5 tips to create an outline for presentations
Presentations, PPTs, Flash-based or any other multi-media presentation, are carved with creativity. This creativity is equally spread in textual contents, images, videos and animations, if any. But the fact remains that however appealing stories you weave into your presentation, however attention-grabbing images you use in it, however fascinating textual contents you write or however catchy graphs, diagrams or charts you insert in it, if you haven’t prepared a defined outline for the entire presentation, more often than not your presentation would fall flat by the standards of quality.
You can prepare an outline for every kind of a business-presentation by focussing on few significant points:
- Beginning: As they say, “well begun is half done”, you must put a big emphasis on the beginning-part of your presentation.

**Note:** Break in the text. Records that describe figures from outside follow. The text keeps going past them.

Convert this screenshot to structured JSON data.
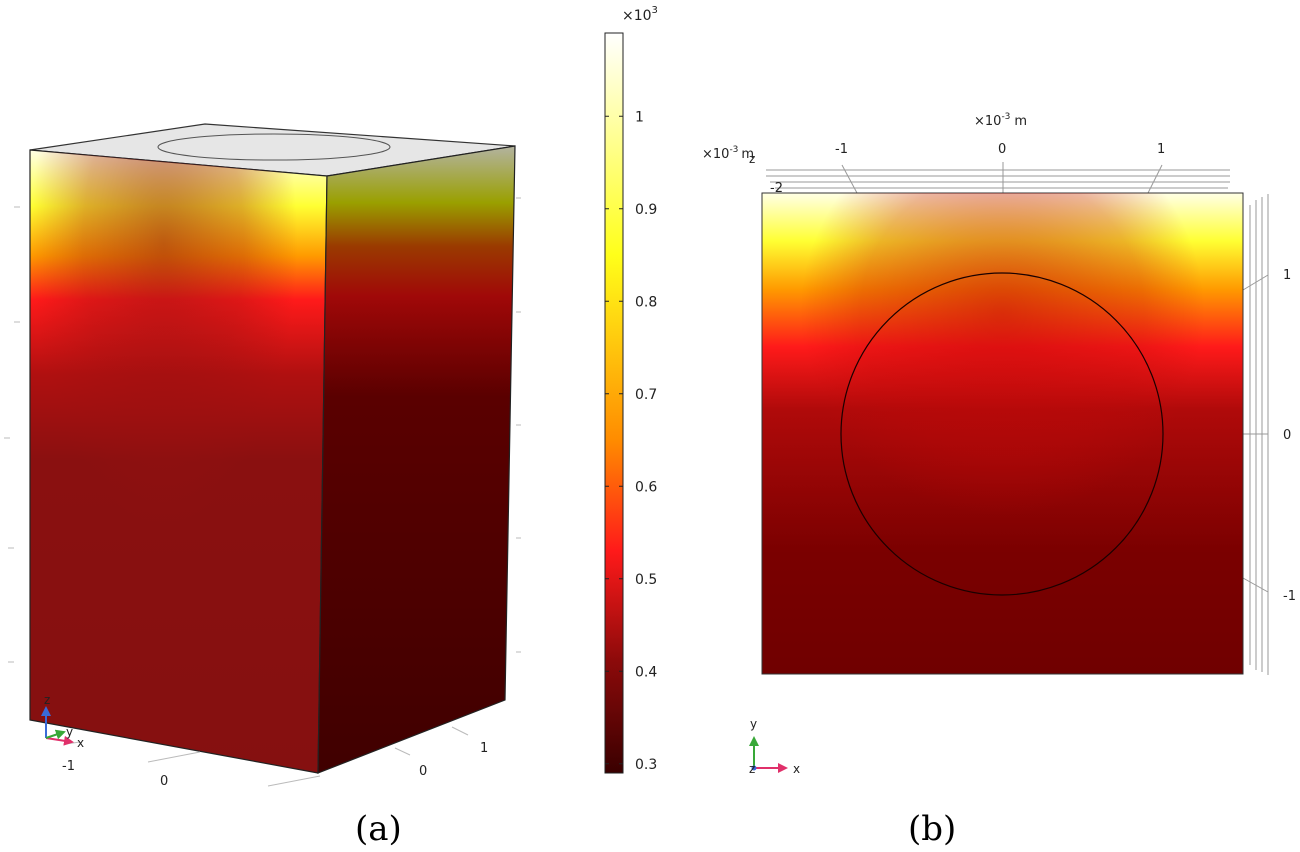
{
  "colorbar": {
    "multiplier_base": "×10",
    "multiplier_exp": "3",
    "ticks": [
      {
        "value": 1.0,
        "label": "1"
      },
      {
        "value": 0.9,
        "label": "0.9"
      },
      {
        "value": 0.8,
        "label": "0.8"
      },
      {
        "value": 0.7,
        "label": "0.7"
      },
      {
        "value": 0.6,
        "label": "0.6"
      },
      {
        "value": 0.5,
        "label": "0.5"
      },
      {
        "value": 0.4,
        "label": "0.4"
      },
      {
        "value": 0.3,
        "label": "0.3"
      }
    ],
    "range": [
      0.29,
      1.09
    ],
    "colors": [
      "#3a0000",
      "#8b0a0a",
      "#ff1a1a",
      "#ff8c00",
      "#ffff1a",
      "#ffffff"
    ]
  },
  "panel_a": {
    "caption": "(a)",
    "axis_triad": {
      "z": "z",
      "y": "y",
      "x": "x"
    },
    "axis_ticks": [
      {
        "id": "xm1",
        "label": "-1"
      },
      {
        "id": "x0",
        "label": "0"
      },
      {
        "id": "y0",
        "label": "0"
      },
      {
        "id": "y1",
        "label": "1"
      }
    ]
  },
  "panel_b": {
    "caption": "(b)",
    "top_axis_unit_base": "×10",
    "top_axis_unit_exp": "-3",
    "top_axis_unit_suffix": "m",
    "left_unit_base": "×10",
    "left_unit_exp": "-3",
    "left_unit_suffix": "m",
    "left_unit_extra": "z",
    "top_ticks": [
      {
        "id": "tm1",
        "label": "-1"
      },
      {
        "id": "t0",
        "label": "0"
      },
      {
        "id": "t1",
        "label": "1"
      }
    ],
    "extra_tick_label": "-2",
    "right_ticks": [
      {
        "id": "r1",
        "label": "1"
      },
      {
        "id": "r0",
        "label": "0"
      },
      {
        "id": "rm1",
        "label": "-1"
      }
    ],
    "axis_triad": {
      "y": "y",
      "z": "z",
      "x": "x"
    }
  }
}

Address the audience by You to involve them! Secondly, start with a question, story, or some fascinating numbers of some facts to engage your audience. A true story or strong factual numbers at the beginning of any presentation would keep the audience engaged right through.
- Crux: Come to the crux of your presentation just after the beginning! There is no point delaying it. The depth and difference of your main idea would make your audience curious adequately.
- Plans: Present your plans now to tell your audience how you are prepared to implement your idea!
- Products and services: Now when you presume your audience is sufficiently curious, you present before them a glimpse of your products or services and their uniqueness and specific utility!
- Conclusion: As they say, “all is well that ends well”, you have got to finish your presentation on an emphatic note. Summary in one sentence and then the Call-of-Action must be your template.
These points may help you in preparing an outline of your presentation in your mind. You must discuss them with your colleagues. But these points have to be backed up by strong inputs and apt multi-media tools at every juncture. When everything falls in place, then only the presentation becomes effective.